Have you ever been told to “just breathe” or “take a deep breath”? Breathing is a central component of the nervous system and a vital source of the body’s response to stress. We experience it every day. When we are caught in a stressful situation, our breathing becomes quicker and our heart rate increases. However, when we are aware of how these stressors affect our bodies, we can intentionally slow our breath and cultivate a sense of calmness.
From yoga to meditation, breathing is at the core of mindful practices across the globe. Breathwork is the practice of intentional breathing that slows down the breath to connect the mind and body. In fact, numerous studies have found that conscious, slow-paced breathing has a direct effect on the chemical levels in the brain, followed by an abundance of cognitive and health benefits including:
Reduced stress, anxiety, and pain
Strengthened immune and respiratory systems
There are many types of breathwork practices that are used for a variety of purposes from increased athletic performance to holotropic breathwork that gives an out-of-body experience similar to that experienced under the influence of psychedelic drugs.
The 4-7-8 Method
Of the most common to alleviate stress is mindful breathing, which focuses on the sensations of the breath to promote concentration and relaxation. One easy technique that you can do when you begin to feel anxious is the 4-7-8 method of breathwork, which relaxes the body and mimics some of the benefits of meditation (for those of us who can’t sit still enough to meditate).
Practicing this method twice a day for eight weeks will give you greater clarity to make better decisions, rather than when you are in fight or flight mode. If one of your two sessions is just before bed, it can also help put ease your mind into deep slumber more easily. So, how do you do it?
Sit up straight in a chair.
Exhale completely making a ‘whoosh’ sound as you release air.
Close your mouth and inhale through your nose, deep into your stomach, to a count of four.
Hold your breath for a count of seven.
Exhale completely with a big ‘whoosh’ sound until you putter out at the mental count of eight.
In just a few minutes you are physiologically positioned to relax and think more clearly.
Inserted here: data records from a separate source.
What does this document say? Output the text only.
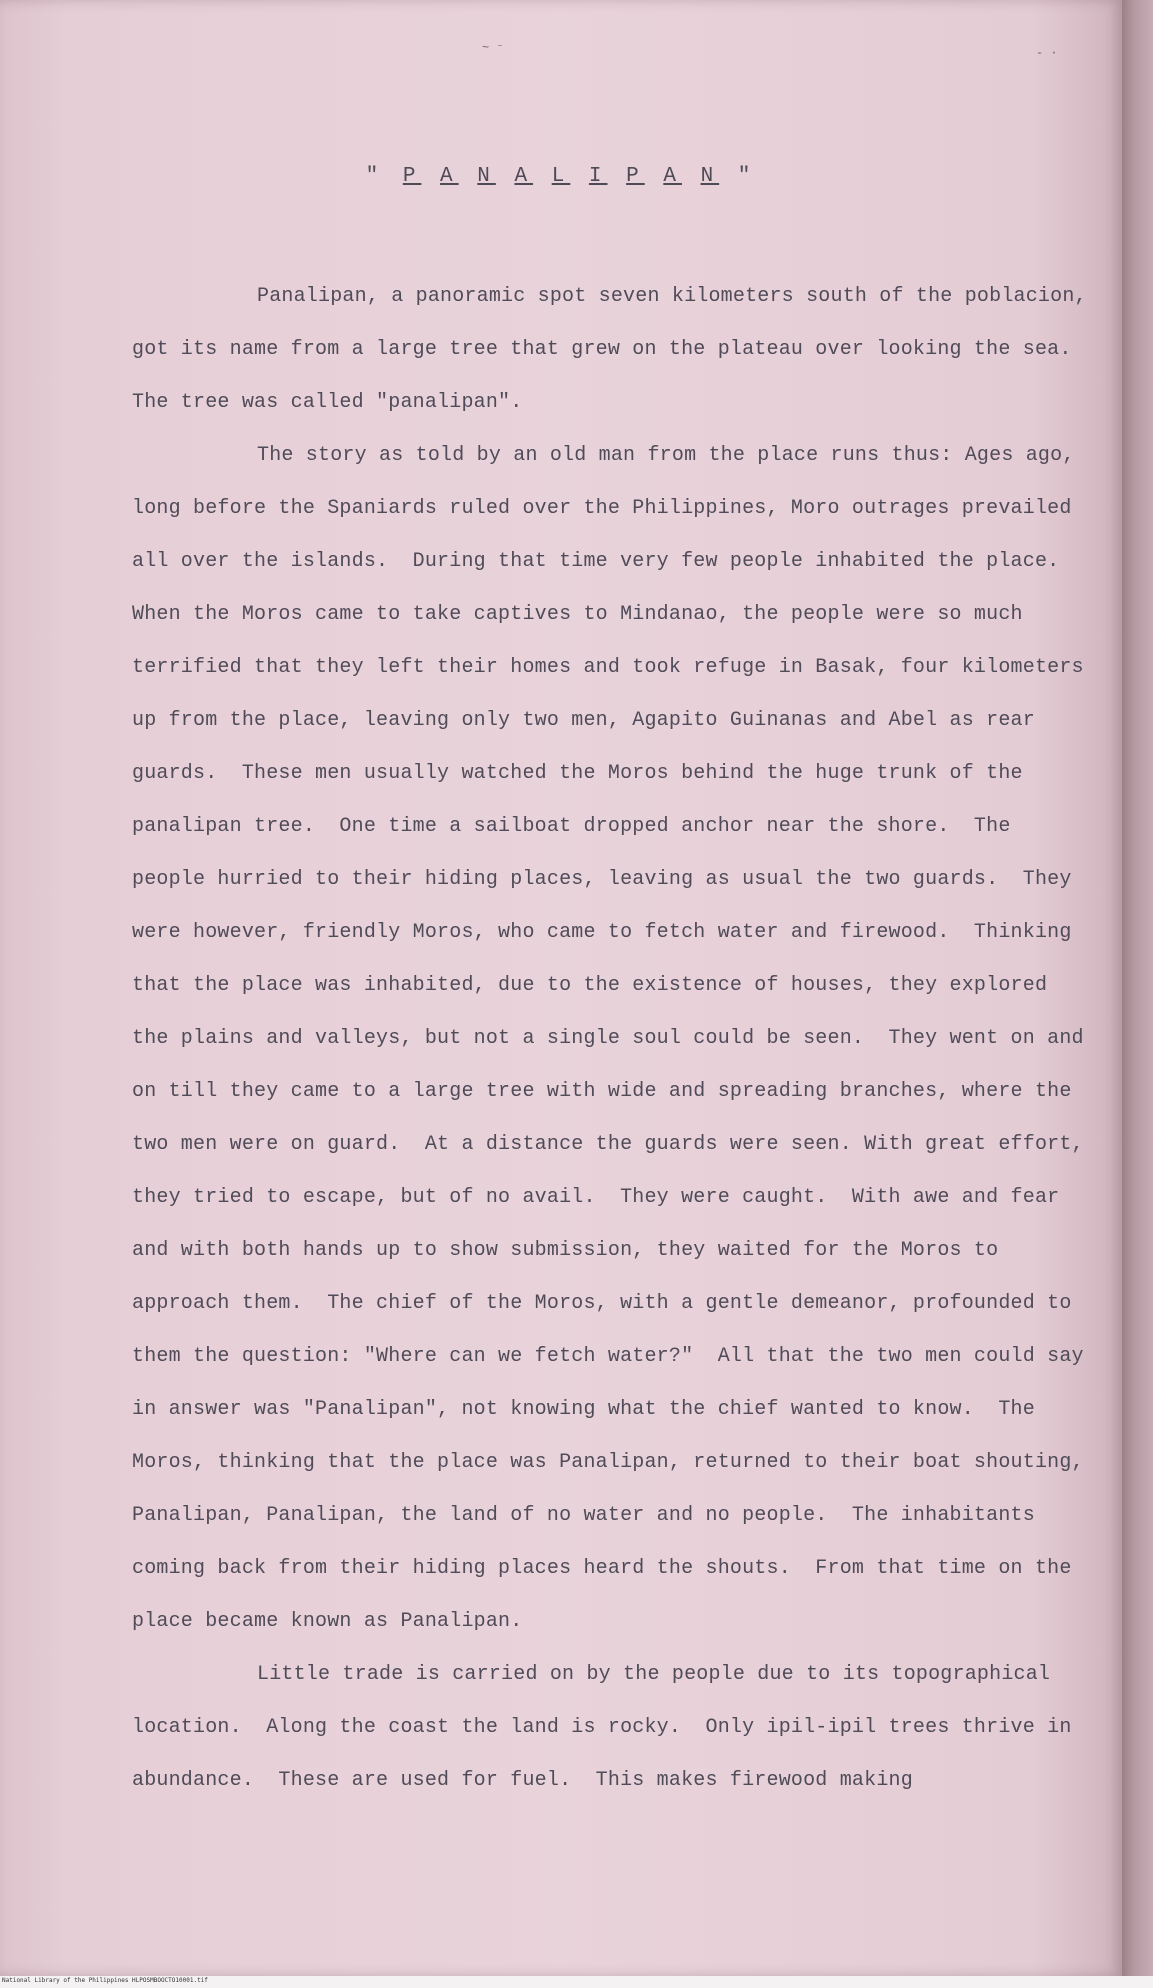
~ ⁻	- ·
" P A N A L I P A N "

Panalipan, a panoramic spot seven kilometers south of the poblacion, got its name from a large tree that grew on the plateau over looking the sea.  The tree was called "panalipan".

The story as told by an old man from the place runs thus: Ages ago, long before the Spaniards ruled over the Philippines, Moro outrages prevailed all over the islands.  During that time very few people inhabited the place.  When the Moros came to take captives to Mindanao, the people were so much terrified that they left their homes and took refuge in Basak, four kilometers up from the place, leaving only two men, Agapito Guinanas and Abel as rear guards.  These men usually watched the Moros behind the huge trunk of the panalipan tree.  One time a sailboat dropped anchor near the shore.  The people hurried to their hiding places, leaving as usual the two guards.  They were however, friendly Moros, who came to fetch water and firewood.  Thinking that the place was inhabited, due to the existence of houses, they explored the plains and valleys, but not a single soul could be seen.  They went on and on till they came to a large tree with wide and spreading branches, where the two men were on guard.  At a distance the guards were seen. With great effort, they tried to escape, but of no avail.  They were caught.  With awe and fear and with both hands up to show submission, they waited for the Moros to approach them.  The chief of the Moros, with a gentle demeanor, profounded to them the question: "Where can we fetch water?"  All that the two men could say in answer was "Panalipan", not knowing what the chief wanted to know.  The Moros, thinking that the place was Panalipan, returned to their boat shouting, Panalipan, Panalipan, the land of no water and no people.  The inhabitants coming back from their hiding places heard the shouts.  From that time on the place became known as Panalipan.

Little trade is carried on by the people due to its topographical location.  Along the coast the land is rocky.  Only ipil-ipil trees thrive in abundance.  These are used for fuel.  This makes firewood making

National Library of the Philippines HLPOSMBOOCTO10001.tif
In a recent Zoom meeting, my colleagues and I tried out the method to kick-start our call and help the conversation flow more easily and positively.
Breathing exercises are used by all kinds of successful people
Even distinguished figures like Beyoncé rely on breathing techniques to invoke calmness. In an interview with ELLE, the singer said that she “use[s] tools like acupuncture, meditation, visualization, and breathing exercises" to support her health.
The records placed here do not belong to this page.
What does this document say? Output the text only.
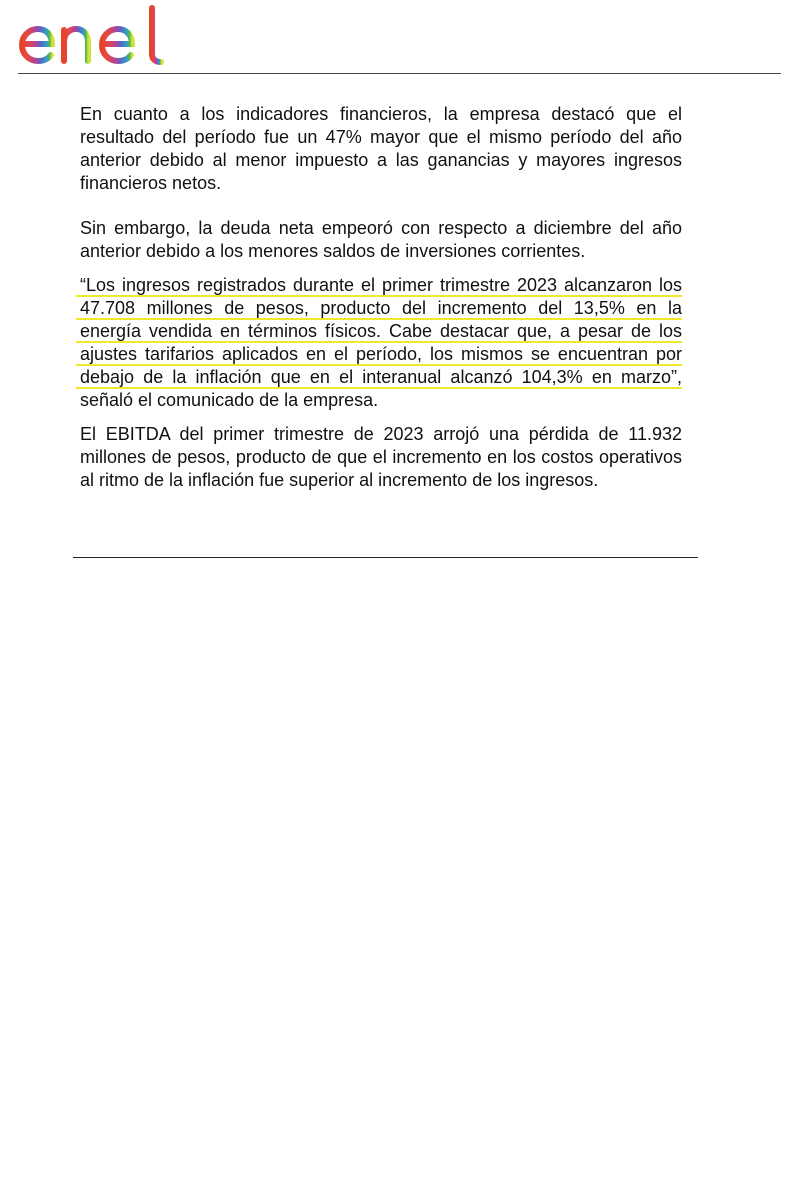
En cuanto a los indicadores financieros, la empresa destacó que el resultado del período fue un 47% mayor que el mismo período del año anterior debido al menor impuesto a las ganancias y mayores ingresos financieros netos.

Sin embargo, la deuda neta empeoró con respecto a diciembre del año anterior debido a los menores saldos de inversiones corrientes.

“Los ingresos registrados durante el primer trimestre 2023 alcanzaron los
47.708 millones de pesos, producto del incremento del 13,5% en la
energía vendida en términos físicos. Cabe destacar que, a pesar de los
ajustes tarifarios aplicados en el período, los mismos se encuentran por
debajo de la inflación que en el interanual alcanzó 104,3% en marzo”,
señaló el comunicado de la empresa.

El EBITDA del primer trimestre de 2023 arrojó una pérdida de 11.932 millones de pesos, producto de que el incremento en los costos operativos al ritmo de la inflación fue superior al incremento de los ingresos.
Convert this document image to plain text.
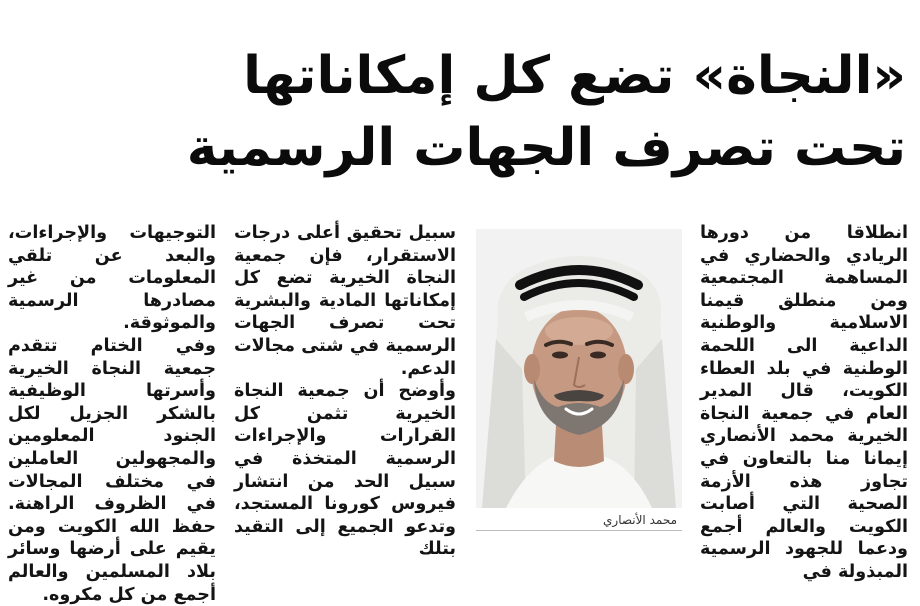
«النجاة» تضع كل إمكاناتها
تحت تصرف الجهات الرسمية

انطلاقا من دورها الريادي والحضاري في المساهمة المجتمعية ومن منطلق قيمنا الاسلامية والوطنية الداعية الى اللحمة الوطنية في بلد العطاء الكويت، قال المدير العام في جمعية النجاة الخيرية محمد الأنصاري إيمانا منا بالتعاون في تجاوز هذه الأزمة الصحية التي أصابت الكويت والعالم أجمع ودعما للجهود الرسمية المبذولة في

محمد الأنصاري

سبيل تحقيق أعلى درجات الاستقرار، فإن جمعية النجاة الخيرية تضع كل إمكاناتها المادية والبشرية تحت تصرف الجهات الرسمية في شتى مجالات الدعم.

وأوضح أن جمعية النجاة الخيرية تثمن كل القرارات والإجراءات الرسمية المتخذة في سبيل الحد من انتشار فيروس كورونا المستجد، وتدعو الجميع إلى التقيد بتلك

التوجيهات والإجراءات، والبعد عن تلقي المعلومات من غير مصادرها الرسمية والموثوقة.

وفي الختام تتقدم جمعية النجاة الخيرية وأسرتها الوظيفية بالشكر الجزيل لكل الجنود المعلومين والمجهولين العاملين في مختلف المجالات في الظروف الراهنة. حفظ الله الكويت ومن يقيم على أرضها وسائر بلاد المسلمين والعالم أجمع من كل مكروه.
Gwyneth Paltrow, actress and founder of health and lifestyle brand Goop, is also an advocate for breathwork. Her breathing instructor, Ashley Nesse, boasts the many mental health benefits of conscious breathing, and how it promotes productivity. She even mentions the importance of mindful breathing when scrolling through social media or checking emails. With the amount of information overload, it is crucial to take a moment to catch our breath and center our awareness.
Although breathing happens naturally and involuntarily, we can control the way we breathe. Breathing fully with intention centers us, and is the most accessible way to calm. It stabilizes the mind and reduces stress to create a space for clarity. You don’t need any equipment or meditation space, all you need to do is just breathe.